2. There is an emergent process – a bottom-up form of spontaneous interaction between well-intentioned individuals, also known as self-organising. This has become very popular in the field of management, in large part because it draws on insights from the world of nature, such as the seemingly-spontaneous order that is exhibited by migrating geese and ant colonies. Under the right conditions, it seems, individual employees will come together to create effective coordinated action. The role of the leader is therefore to foster “emergent” order among employees without falling into the trap of over-engineering it.
3. Finally, there is an entropic process – the gradual trending of an organisational system towards disorder. This is where it gets a bit tricky. The disciples of self-organising often note that companies are “open systems” that exchange resources with the outside world, and this external source of energy is what helps to renew and refresh them. But the reality is that most companies are only semi-open. In fact, many large companies I know are actually pretty closed to outside influences. And if this is the case, the second law of thermodynamics comes into effect, namely that a closed system will gradually move towards a state of maximum disorder (i.e. entropy).

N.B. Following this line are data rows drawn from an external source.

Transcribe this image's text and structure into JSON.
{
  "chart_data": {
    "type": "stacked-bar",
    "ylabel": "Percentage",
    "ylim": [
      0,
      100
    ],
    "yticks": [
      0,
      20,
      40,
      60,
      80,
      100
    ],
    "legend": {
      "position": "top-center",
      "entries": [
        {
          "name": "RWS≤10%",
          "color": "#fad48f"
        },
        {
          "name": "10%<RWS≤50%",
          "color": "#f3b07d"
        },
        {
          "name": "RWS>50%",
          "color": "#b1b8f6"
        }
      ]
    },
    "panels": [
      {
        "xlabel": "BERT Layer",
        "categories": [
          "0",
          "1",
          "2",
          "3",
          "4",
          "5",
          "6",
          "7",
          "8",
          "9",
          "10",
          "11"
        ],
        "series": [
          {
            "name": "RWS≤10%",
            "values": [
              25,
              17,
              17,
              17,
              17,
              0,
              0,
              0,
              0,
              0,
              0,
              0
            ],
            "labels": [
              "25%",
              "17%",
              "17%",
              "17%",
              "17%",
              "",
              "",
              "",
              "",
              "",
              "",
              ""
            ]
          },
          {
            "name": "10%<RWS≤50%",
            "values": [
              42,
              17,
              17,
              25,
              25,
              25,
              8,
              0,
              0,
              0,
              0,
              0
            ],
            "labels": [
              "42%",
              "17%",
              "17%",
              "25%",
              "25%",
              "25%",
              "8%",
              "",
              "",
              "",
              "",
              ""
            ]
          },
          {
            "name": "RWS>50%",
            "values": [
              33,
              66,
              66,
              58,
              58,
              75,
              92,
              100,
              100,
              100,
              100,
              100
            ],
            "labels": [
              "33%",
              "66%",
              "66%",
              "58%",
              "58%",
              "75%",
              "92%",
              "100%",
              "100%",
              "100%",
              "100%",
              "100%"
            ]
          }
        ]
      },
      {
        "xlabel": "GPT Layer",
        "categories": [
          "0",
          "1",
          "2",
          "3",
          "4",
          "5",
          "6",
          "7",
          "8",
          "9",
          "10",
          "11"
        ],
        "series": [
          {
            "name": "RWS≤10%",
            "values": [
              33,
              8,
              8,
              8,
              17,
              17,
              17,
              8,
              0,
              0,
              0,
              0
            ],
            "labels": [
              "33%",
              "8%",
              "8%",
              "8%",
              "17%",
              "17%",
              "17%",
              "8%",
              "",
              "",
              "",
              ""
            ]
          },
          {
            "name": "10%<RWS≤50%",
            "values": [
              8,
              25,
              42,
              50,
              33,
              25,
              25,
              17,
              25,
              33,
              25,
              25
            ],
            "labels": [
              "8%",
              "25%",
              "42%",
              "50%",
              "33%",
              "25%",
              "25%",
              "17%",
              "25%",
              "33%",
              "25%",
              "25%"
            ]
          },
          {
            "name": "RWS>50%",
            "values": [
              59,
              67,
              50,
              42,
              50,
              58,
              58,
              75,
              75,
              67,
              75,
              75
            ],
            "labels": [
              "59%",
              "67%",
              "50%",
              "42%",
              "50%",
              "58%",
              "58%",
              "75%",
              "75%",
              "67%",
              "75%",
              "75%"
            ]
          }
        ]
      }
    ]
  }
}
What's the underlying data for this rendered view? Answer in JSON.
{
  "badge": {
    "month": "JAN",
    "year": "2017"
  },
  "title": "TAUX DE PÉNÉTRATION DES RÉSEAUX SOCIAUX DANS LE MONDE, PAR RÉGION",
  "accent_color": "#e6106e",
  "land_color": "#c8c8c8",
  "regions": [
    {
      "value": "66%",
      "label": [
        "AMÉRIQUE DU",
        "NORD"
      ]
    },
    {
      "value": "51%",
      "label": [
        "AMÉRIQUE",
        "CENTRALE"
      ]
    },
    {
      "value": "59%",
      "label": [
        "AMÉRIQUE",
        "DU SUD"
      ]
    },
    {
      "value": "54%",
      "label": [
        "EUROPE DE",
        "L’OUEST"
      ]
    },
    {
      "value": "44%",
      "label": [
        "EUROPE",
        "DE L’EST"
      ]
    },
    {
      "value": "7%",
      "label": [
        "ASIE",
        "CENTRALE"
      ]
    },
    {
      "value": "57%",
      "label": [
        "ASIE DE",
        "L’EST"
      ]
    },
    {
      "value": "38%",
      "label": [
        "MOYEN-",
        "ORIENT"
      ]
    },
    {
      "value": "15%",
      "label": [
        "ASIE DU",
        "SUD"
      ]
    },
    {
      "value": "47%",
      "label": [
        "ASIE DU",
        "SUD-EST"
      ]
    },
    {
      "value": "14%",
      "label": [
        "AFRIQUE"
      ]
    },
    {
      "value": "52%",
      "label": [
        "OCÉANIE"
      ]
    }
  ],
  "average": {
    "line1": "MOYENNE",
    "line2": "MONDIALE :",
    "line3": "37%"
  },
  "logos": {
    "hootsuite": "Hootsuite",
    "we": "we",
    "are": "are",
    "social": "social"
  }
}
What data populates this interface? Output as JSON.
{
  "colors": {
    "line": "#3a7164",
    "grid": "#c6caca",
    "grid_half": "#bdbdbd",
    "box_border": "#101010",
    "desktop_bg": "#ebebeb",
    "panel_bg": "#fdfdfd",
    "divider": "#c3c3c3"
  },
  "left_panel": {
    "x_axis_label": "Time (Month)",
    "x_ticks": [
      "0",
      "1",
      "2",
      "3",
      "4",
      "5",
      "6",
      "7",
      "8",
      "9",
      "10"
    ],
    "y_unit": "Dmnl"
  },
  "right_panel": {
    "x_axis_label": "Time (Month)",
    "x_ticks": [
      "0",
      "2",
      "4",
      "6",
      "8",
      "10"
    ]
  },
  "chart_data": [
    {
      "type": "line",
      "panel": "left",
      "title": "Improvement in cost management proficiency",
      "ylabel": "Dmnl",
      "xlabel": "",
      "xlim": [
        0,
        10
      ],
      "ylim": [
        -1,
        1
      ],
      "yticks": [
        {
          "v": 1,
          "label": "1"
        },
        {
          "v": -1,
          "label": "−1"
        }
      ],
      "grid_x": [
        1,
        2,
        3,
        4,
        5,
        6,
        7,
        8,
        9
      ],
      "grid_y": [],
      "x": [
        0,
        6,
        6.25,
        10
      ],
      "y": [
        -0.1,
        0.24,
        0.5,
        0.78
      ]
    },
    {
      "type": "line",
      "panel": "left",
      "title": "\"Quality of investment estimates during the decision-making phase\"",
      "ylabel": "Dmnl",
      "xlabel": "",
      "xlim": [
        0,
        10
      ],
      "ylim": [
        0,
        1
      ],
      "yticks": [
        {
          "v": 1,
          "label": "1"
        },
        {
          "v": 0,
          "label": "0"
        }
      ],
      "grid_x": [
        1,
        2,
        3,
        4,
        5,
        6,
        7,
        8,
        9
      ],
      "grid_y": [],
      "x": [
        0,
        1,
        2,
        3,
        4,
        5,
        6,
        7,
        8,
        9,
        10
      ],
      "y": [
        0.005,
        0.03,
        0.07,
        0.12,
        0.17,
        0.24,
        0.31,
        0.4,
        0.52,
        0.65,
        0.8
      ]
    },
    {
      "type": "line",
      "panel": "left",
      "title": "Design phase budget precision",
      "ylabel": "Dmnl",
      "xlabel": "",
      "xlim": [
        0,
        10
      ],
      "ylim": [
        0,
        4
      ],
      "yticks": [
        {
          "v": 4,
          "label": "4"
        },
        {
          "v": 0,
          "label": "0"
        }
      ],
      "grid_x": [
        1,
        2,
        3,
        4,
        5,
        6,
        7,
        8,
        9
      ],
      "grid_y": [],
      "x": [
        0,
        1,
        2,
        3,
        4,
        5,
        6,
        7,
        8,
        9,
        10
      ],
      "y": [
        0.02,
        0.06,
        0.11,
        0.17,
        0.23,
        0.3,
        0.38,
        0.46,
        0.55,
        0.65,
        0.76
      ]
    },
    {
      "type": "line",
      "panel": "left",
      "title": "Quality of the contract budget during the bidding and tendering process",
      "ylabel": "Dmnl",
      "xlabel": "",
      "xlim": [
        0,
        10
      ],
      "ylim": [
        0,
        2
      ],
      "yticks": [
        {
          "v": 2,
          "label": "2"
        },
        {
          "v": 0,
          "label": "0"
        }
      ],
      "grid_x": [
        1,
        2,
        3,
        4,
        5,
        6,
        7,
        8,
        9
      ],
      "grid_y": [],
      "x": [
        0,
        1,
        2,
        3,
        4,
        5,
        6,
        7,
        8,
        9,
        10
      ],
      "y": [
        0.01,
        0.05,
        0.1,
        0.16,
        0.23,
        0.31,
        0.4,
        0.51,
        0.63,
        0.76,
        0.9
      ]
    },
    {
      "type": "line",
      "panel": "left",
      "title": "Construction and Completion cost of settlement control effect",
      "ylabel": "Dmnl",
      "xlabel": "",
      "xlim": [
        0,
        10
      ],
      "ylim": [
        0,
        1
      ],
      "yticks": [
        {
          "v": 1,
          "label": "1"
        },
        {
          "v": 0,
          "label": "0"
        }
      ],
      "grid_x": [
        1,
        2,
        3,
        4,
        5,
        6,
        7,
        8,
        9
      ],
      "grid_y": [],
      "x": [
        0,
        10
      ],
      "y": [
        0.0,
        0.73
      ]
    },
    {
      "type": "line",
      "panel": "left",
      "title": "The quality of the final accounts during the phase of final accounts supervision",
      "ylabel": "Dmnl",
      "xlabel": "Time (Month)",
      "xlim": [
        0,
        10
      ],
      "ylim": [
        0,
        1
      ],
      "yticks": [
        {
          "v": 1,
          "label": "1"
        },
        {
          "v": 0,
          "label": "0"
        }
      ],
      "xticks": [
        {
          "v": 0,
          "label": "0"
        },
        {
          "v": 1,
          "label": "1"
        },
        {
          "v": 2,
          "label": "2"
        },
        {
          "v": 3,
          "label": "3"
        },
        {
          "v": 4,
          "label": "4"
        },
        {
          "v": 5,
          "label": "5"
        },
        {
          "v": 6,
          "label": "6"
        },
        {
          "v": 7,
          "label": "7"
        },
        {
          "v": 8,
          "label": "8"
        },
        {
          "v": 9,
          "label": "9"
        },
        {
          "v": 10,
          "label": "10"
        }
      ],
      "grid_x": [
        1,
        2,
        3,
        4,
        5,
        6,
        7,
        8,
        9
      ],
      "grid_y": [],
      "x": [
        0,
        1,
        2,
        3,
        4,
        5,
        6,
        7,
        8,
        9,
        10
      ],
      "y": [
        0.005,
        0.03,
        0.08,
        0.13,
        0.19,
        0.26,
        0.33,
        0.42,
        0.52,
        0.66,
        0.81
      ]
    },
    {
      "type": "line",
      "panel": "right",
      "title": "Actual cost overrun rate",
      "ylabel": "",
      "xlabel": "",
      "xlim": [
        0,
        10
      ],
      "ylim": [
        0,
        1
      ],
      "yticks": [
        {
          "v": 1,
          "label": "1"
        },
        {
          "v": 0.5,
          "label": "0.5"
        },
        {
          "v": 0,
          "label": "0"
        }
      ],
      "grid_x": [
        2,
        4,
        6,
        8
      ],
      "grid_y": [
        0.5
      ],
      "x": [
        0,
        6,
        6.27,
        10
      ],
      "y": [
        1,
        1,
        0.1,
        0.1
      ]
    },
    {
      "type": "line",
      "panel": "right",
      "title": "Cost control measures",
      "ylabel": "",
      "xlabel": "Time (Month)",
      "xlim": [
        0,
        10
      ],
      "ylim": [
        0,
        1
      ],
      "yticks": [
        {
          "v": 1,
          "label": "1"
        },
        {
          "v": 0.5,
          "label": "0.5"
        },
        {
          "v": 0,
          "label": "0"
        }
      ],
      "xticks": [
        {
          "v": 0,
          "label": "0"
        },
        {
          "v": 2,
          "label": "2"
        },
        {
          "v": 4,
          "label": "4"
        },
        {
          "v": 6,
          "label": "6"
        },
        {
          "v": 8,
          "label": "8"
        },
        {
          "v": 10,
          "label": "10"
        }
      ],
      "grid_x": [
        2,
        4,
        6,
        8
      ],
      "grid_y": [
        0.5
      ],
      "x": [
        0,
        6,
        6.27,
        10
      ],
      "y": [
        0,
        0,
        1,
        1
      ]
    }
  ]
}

And here is the underlying conceptual point. The more open the organisation is to external sources of energy, the easier it is to harness the forces of emergence rather than entropy. What does this mean in practice? Things like refreshing your management team with outside hires, circulating employees, making people explicitly accountable to external stakeholders, collaborating with suppliers and partners, and conducting experiments in “open innovation”.”
Mr. Birkinshaw’s advice, while sound, obscures the deeper psychological and cultural aversion to even thinking about entropy. The people who run organisations are organised, and organised people don’t do entropy. There are people who live by entropy, but they just don’t work their way up to the top of organisations. They take what serendipity comes to them and accept the losses of fate. They may achieve some notoriety in art or science, but only tangentially. The really successful artists and scientists are organised (Einstein’s work was organised by his first wife.)
Organised people achieve incredible success in moments of low entropy, because when you take a system with profound imbalances and impose a few constraints, the results look miraculous. Think of the Hoover dam. When it was constructed, it unleashed an immense amount of “free energy”, but that energy attracted crowds to Arizona and California that were greater than the dam could sustain. Now the dam is just a small part of the energy portfolio, too big to shut down but too small to make a difference in anybody’s life. The entropy of the system has overwhelmed its relevance, and now no organisation will bring back the low entropy of a rural landscape with a flowing, falling river. The application of constraints appears to make free energy, at first, but at some point additional constraints of the same kind only reduce the free energy further. The result is a social and cultural catastrophe with no logical answers. The same is true in Israel and everywhere else where resources have been allocated in logical but arbitrarily orders.
Remember that entropy is not a law or a process. It is just an idea, a way of understanding what happens when the logic of causation break down. Statistical mechanics works for phenomena that emerge consistently by chance, not through any chain of cause and effect. Entropy is a way of understanding how systems evolve on their own initiative, unintentionally, and generally uncontrollably. The laws are conservation of momentum, information, and the speed of light. Entropy emerges from the fact that those laws place no constraints on location, and within them nothing is prohibited. Information and momentum are free to go anywhere, so they go as many places as possible as soon as they can get there. The second law of thermodynamics might be restated without mention of entropy as “the energy and information in the configuration of matter will tend to distribute itself as evenly and randomly as possible throughout the available space because it has no reason not to.”
One curious result is that the entropy of one body is constrained by the entropy of everything around it, not by a law or limit of entropy. Curiouser still is the notion that Alice in Wonderland is not a book about entropy, but a book about information unfettered by entropy. What would happen if physical reality were governed by information? It would be arbitrary and capricious. While entropy is not logical or causative, logic and causation depend on the backstop of entropy for their meaning and consistency.